Tower of London
The message on the tee shirt of the guy from Barcelona, who sat across from me on the train from London Gatwick to Victoria Station, was a quote from 4L83R7 3IN573IN. After he identified the name of the author, Albert Einstein, I was able to decode “The measure of intelligence is the ability to change.” Our journey from tiny Dornoch to bustling London challenged us to change rapidly.
- EasyJet airplane to London Gatwick
- shuttle bus from plane to Gatwick South Terminal; shuttle train to North Terminal
- express train to Victoria Station
- Underground rail to Bailey’s Hotel opposite Gloucester Road Station; walk to Kensington
- double decker bus from Kensington to Haymarket
- walk through Trafalgar Square
- Underground rail to Tower of London
- Metro Boat to Embankment
- long walk to Piccadilly Circus for tea at Fortnum and Mason
- London taxi back to the Hotel.
Now that you know how we got around, let me tell you what we saw on our first day. We began with a visit to the Tower of London. We learned that it is actually twenty towers! One, the White Tower Museum, is full of armor and arsenals, with a surprisingly serene chapel.
Traitors’ Gate is a real “Watergate,” the boat entrance to the Tower from the Thames. Rick Steves’ Pocket Guide reports “Princess Elizabeth, who was a prisoner here before she became Queen Elizabeth I, was carried down the Thames and through this gate on a barge, thinking about her mom, Anne Boleyn, who had been decapitated inside the Tower just a few years earlier.”
At the entrance we had met a beaver-hatted guard. On Tower Green, we chatted with famous prisoner Sir Walter Raleigh and his Elizabethan consort. We paused at a modern sculpture commemorating the chopping block where many enemies of the Crown lost their heads. For perspective, Rick Steves reports that in 900 years, only six people were executed inside the walls, but many more were held prisoner. We loved seeing the Tower Bridge from the Tower Green. Once, Violet noticed the drawbridge lifted for boat traffic.

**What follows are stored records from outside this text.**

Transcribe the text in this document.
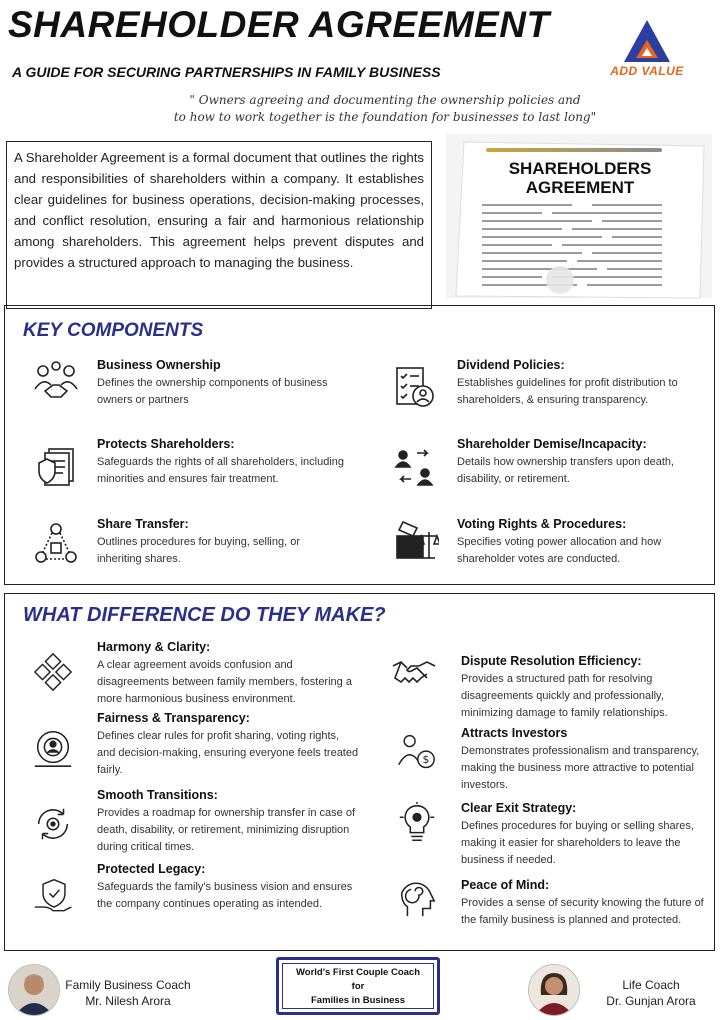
SHAREHOLDER AGREEMENT
A GUIDE FOR SECURING PARTNERSHIPS IN FAMILY BUSINESS	ADD VALUE
" Owners agreeing and documenting the ownership policies and
to how to work together is the foundation for businesses to last long"
A Shareholder Agreement is a formal document that outlines the rights and responsibilities of shareholders within a company. It establishes clear guidelines for business operations, decision-making processes, and conflict resolution, ensuring a fair and harmonious relationship among shareholders. This agreement helps prevent disputes and provides a structured approach to managing the business.
SHAREHOLDERS
AGREEMENT
KEY COMPONENTS
Business Ownership
Defines the ownership components of business owners or partners
Protects Shareholders:
Safeguards the rights of all shareholders, including minorities and ensures fair treatment.
Share Transfer:
Outlines procedures for buying, selling, or inheriting shares.
Dividend Policies:
Establishes guidelines for profit distribution to shareholders, & ensuring transparency.
Shareholder Demise/Incapacity:
Details how ownership transfers upon death, disability, or retirement.
Voting Rights & Procedures:
Specifies voting power allocation and how shareholder votes are conducted.
WHAT DIFFERENCE DO THEY MAKE?
Harmony & Clarity:
A clear agreement avoids confusion and disagreements between family members, fostering a more harmonious business environment.
Fairness & Transparency:
Defines clear rules for profit sharing, voting rights, and decision-making, ensuring everyone feels treated fairly.
Smooth Transitions:
Provides a roadmap for ownership transfer in case of death, disability, or retirement, minimizing disruption during critical times.
Protected Legacy:
Safeguards the family's business vision and ensures the company continues operating as intended.
Dispute Resolution Efficiency:
Provides a structured path for resolving disagreements quickly and professionally, minimizing damage to family relationships.
$
Attracts Investors
Demonstrates professionalism and transparency, making the business more attractive to potential investors.
Clear Exit Strategy:
Defines procedures for buying or selling shares, making it easier for shareholders to leave the business if needed.
Peace of Mind:
Provides a sense of security knowing the future of the family business is planned and protected.
Family Business Coach
Mr. Nilesh Arora
World's First Couple Coach
for
Families in Business
Life Coach
Dr. Gunjan Arora
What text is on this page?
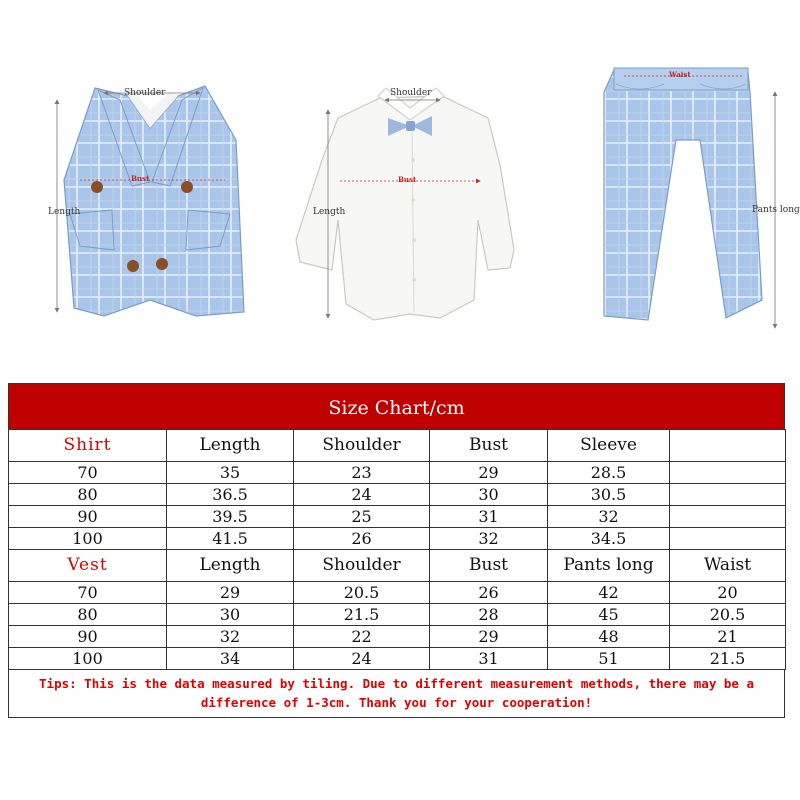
Shoulder
Bust
Length
Shoulder
Bust
Length
Waist
Pants long
Size Chart/cm
Shirt	Length	Shoulder	Bust	Sleeve	
70	35	23	29	28.5	
80	36.5	24	30	30.5	
90	39.5	25	31	32	
100	41.5	26	32	34.5	
Vest	Length	Shoulder	Bust	Pants long	Waist
70	29	20.5	26	42	20
80	30	21.5	28	45	20.5
90	32	22	29	48	21
100	34	24	31	51	21.5
Tips: This is the data measured by tiling. Due to different measurement methods, there may be a difference of 1-3cm. Thank you for your cooperation!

Crown Jewels. Riding on a conveyor belt inside one of the towers, we could view fabulous crowns, jewels, orbs, and scepters. Thanks to the Mission London Scavenger Hunt Adventure book that Uncle Joe had sent Violet, we learned that, in a coronation ceremony
The newly crowned king or queen receives a scepter containing the Great Star of Africa, the world’s largest clear-cut diamond, weighing 530 carats.
Appropriately, a sign in the Gallery announced that the exhibition was underwritten by De Beers Group, the world’s leading diamond company. We took special note of the smallest crown, one that Queen Victoria wore atop her widow’s garments after the death, at 42, of her husband, Prince Albert. No photos were allowed, so I found this one online to help us remember the splendor of the Crown Jewels.
The family version of the Acousti-Guide that each of us used was narrated by ravens, who escorted us to see privileged ravens cultivated by the Tower staff for centuries. Their wing spans reach one-and-a-half meters (ironically, the guide used metric, rather than Imperial measures). The next day we saw more ravens in Kensington Park. Our Acousti-Guides helped us bypass the huge groups following Beefeater guides and also revealed that the slits in the walls were great for Tower soldiers to shoot arrows from and practically impossible for the enemy to shoot arrows in.
The Tower of London is one of seven UNESCO World Heritage Sites in London. It was a thrill to begin seeing London at the top. Our friend Lisa Craig urged us to have tea at Fortnum and Mason, so we decided that would be a perfect place for our first evening meal. Sure enough, the savouries were delicious and the lyrically painted walls supplied a guide to royal succession from Queen Anne, 1702-14, to Queen Elizabeth II, 1953 to the present.
Back at the lovely Bailey Hotel in South Kensington, seventeen hours and 14,611 steps later, we were ready to rest for four more days in this fascinating city.